What Is the Difference Between Chronic Fatigue Syndrome and General Tiredness?

Most of us go through seasons where we don’t get enough sleep and feel tired all the time. The difference between this kind of exhaustion and chronic fatigue syndrome is being able to take a nap and feel better. With CFS, the exhaustion runs deep, and no amount of sleep will make you feel refreshed.

Can Diet Improve Chronic Fatigue Syndrome?

When you’re feeling exhausted all the time, eating healthy can be a challenge. You may end up eating too much junk because you’re too tired to cook, or failing to eat at all because it takes too much effort.

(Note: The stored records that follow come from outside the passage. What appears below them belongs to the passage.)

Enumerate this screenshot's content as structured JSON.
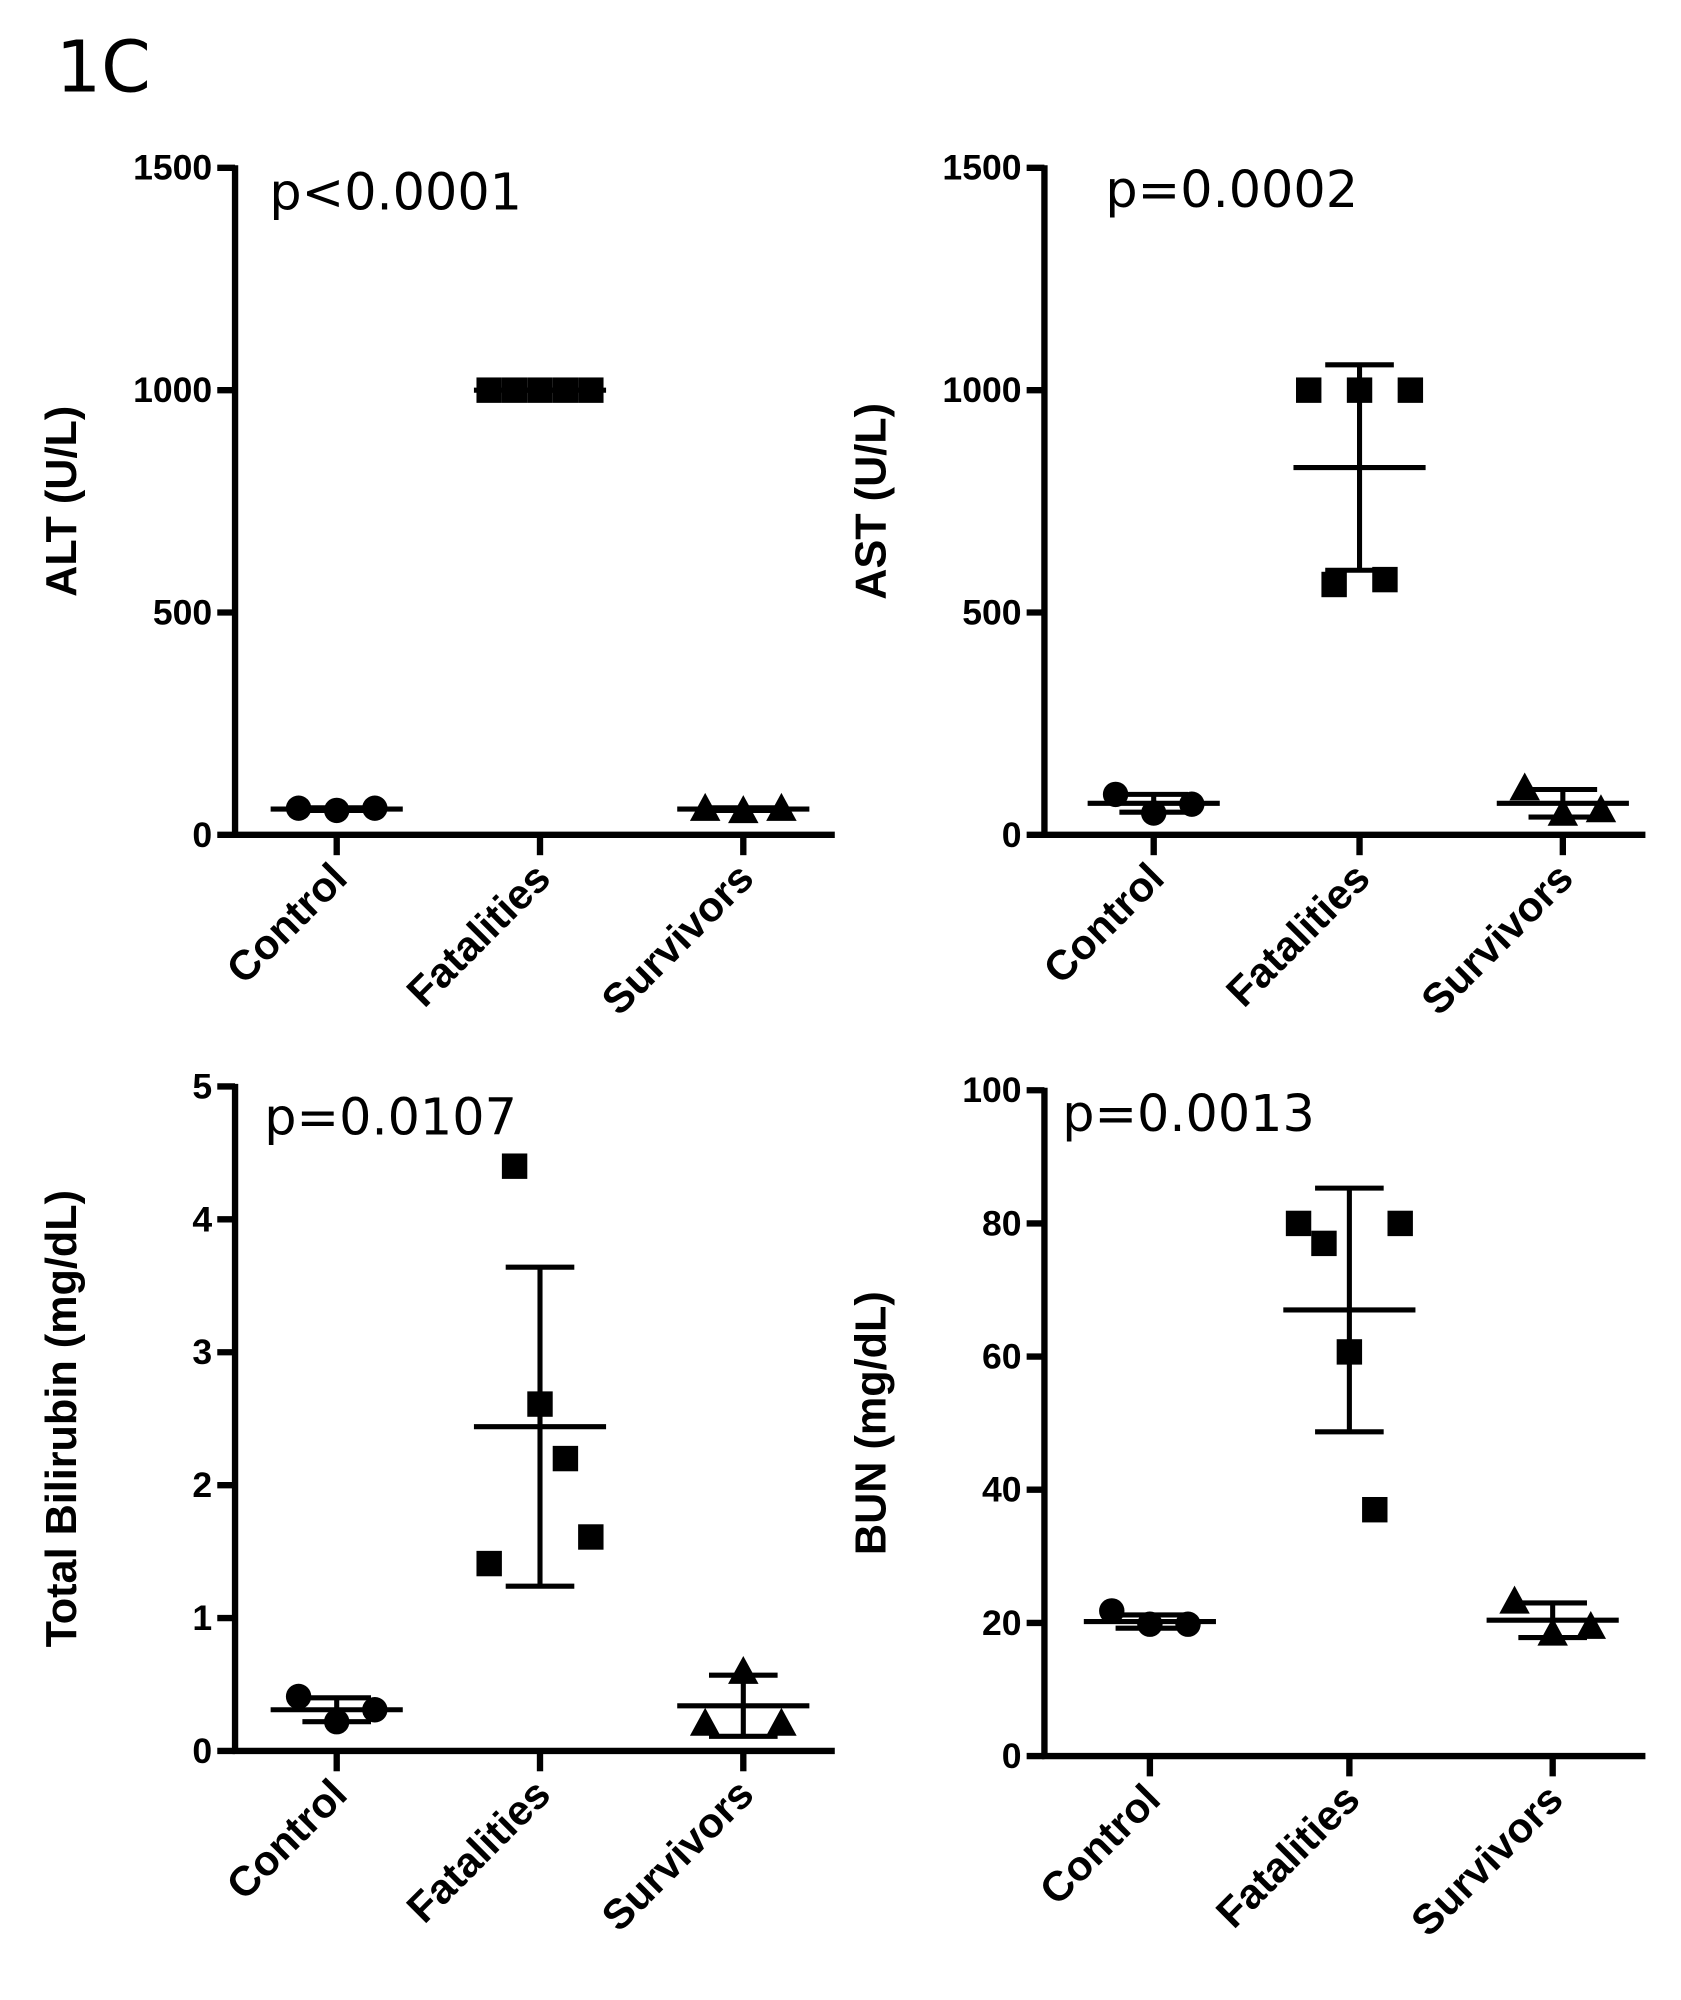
{
  "figure_label": "1C",
  "chart_data": [
    {
      "type": "dot",
      "ylabel": "ALT (U/L)",
      "annotation": "p<0.0001",
      "categories": [
        "Control",
        "Fatalities",
        "Survivors"
      ],
      "markers": [
        "circle",
        "square",
        "triangle"
      ],
      "color": "#000000",
      "ylim": [
        0,
        1500
      ],
      "yticks": [
        0,
        500,
        1000,
        1500
      ],
      "groups": [
        {
          "points": [
            60,
            55,
            60
          ],
          "mean": 58,
          "sd": 3
        },
        {
          "points": [
            1000,
            1000,
            1000,
            1000,
            1000
          ],
          "mean": 1000,
          "sd": 0
        },
        {
          "points": [
            60,
            55,
            60
          ],
          "mean": 58,
          "sd": 3
        }
      ]
    },
    {
      "type": "dot",
      "ylabel": "AST (U/L)",
      "annotation": "p=0.0002",
      "categories": [
        "Control",
        "Fatalities",
        "Survivors"
      ],
      "markers": [
        "circle",
        "square",
        "triangle"
      ],
      "color": "#000000",
      "ylim": [
        0,
        1500
      ],
      "yticks": [
        0,
        500,
        1000,
        1500
      ],
      "groups": [
        {
          "points": [
            91,
            49,
            69
          ],
          "mean": 71,
          "sd": 20
        },
        {
          "points": [
            1000,
            563,
            1000,
            574,
            1000
          ],
          "mean": 826,
          "sd": 231
        },
        {
          "points": [
            106,
            49,
            57
          ],
          "mean": 71,
          "sd": 31
        }
      ]
    },
    {
      "type": "dot",
      "ylabel": "Total Bilirubin (mg/dL)",
      "annotation": "p=0.0107",
      "categories": [
        "Control",
        "Fatalities",
        "Survivors"
      ],
      "markers": [
        "circle",
        "square",
        "triangle"
      ],
      "color": "#000000",
      "ylim": [
        0,
        5
      ],
      "yticks": [
        0,
        1,
        2,
        3,
        4,
        5
      ],
      "groups": [
        {
          "points": [
            0.41,
            0.22,
            0.31
          ],
          "mean": 0.31,
          "sd": 0.09
        },
        {
          "points": [
            1.41,
            4.4,
            2.61,
            2.2,
            1.61
          ],
          "mean": 2.44,
          "sd": 1.2
        },
        {
          "points": [
            0.21,
            0.6,
            0.21
          ],
          "mean": 0.34,
          "sd": 0.23
        }
      ]
    },
    {
      "type": "dot",
      "ylabel": "BUN (mg/dL)",
      "annotation": "p=0.0013",
      "categories": [
        "Control",
        "Fatalities",
        "Survivors"
      ],
      "markers": [
        "circle",
        "square",
        "triangle"
      ],
      "color": "#000000",
      "ylim": [
        0,
        100
      ],
      "yticks": [
        0,
        20,
        40,
        60,
        80,
        100
      ],
      "groups": [
        {
          "points": [
            21.8,
            19.8,
            19.8
          ],
          "mean": 20.2,
          "sd": 1
        },
        {
          "points": [
            80,
            77,
            60.7,
            37,
            80
          ],
          "mean": 67,
          "sd": 18.3
        },
        {
          "points": [
            23.3,
            18.5,
            19.5
          ],
          "mean": 20.4,
          "sd": 2.6
        }
      ]
    }
  ]
}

And then there are all of the claims floating around that a specific kind of diet can cure all of your symptoms (Paleo! Gluten-Free! Blood Type!). People who feel better going on these types of diets usually have an undiagnosed food intolerance that improves when that specific food is removed from their diet. Before making a drastic change, it is important to ask your doctor or dietitian about the right way to do a proper elimination diet to root out a true intolerance.

As much as possible, do your best to eat a balanced diet with plenty of fruits and vegetables, protein, and quality carbohydrates. Avoid highly processed food, hydrogenated oils (trans fats), and drinks that are high in sugar. Many people with chronic fatigue find that eating small meals and snacks often, every three to four hours, can help improve energy levels.

Use days when you have more energy to do a little extra meal prep so when you have a hard day, there is something healthy to eat. When you cook, make extra and freeze individual portions for a quick meal. Take advantage of things like pre-cut veggies, brown rice bowls, bagged salad, and rotisserie chicken. Not everything healthy has to be made from scratch!

What About Supplements?

More research needs to be done before specific supplement recommendations for chronic fatigue can be made. However, it is important to have blood tests done to rule out any specific deficiencies you may have.

In a comprehensive review of nutritional studies by Melvyn R. Werbach, M.D., the following supplements were named as possibly helping with CFS. (As a reminder, check with your doctor before beginning any kind of supplementation protocol.)

Most of us only need to clean up our diets, exercise a little more, and get better sleep to combat fatigue. But if you have tried everything and are still exhausted, ask your doctor about chronic fatigue syndrome.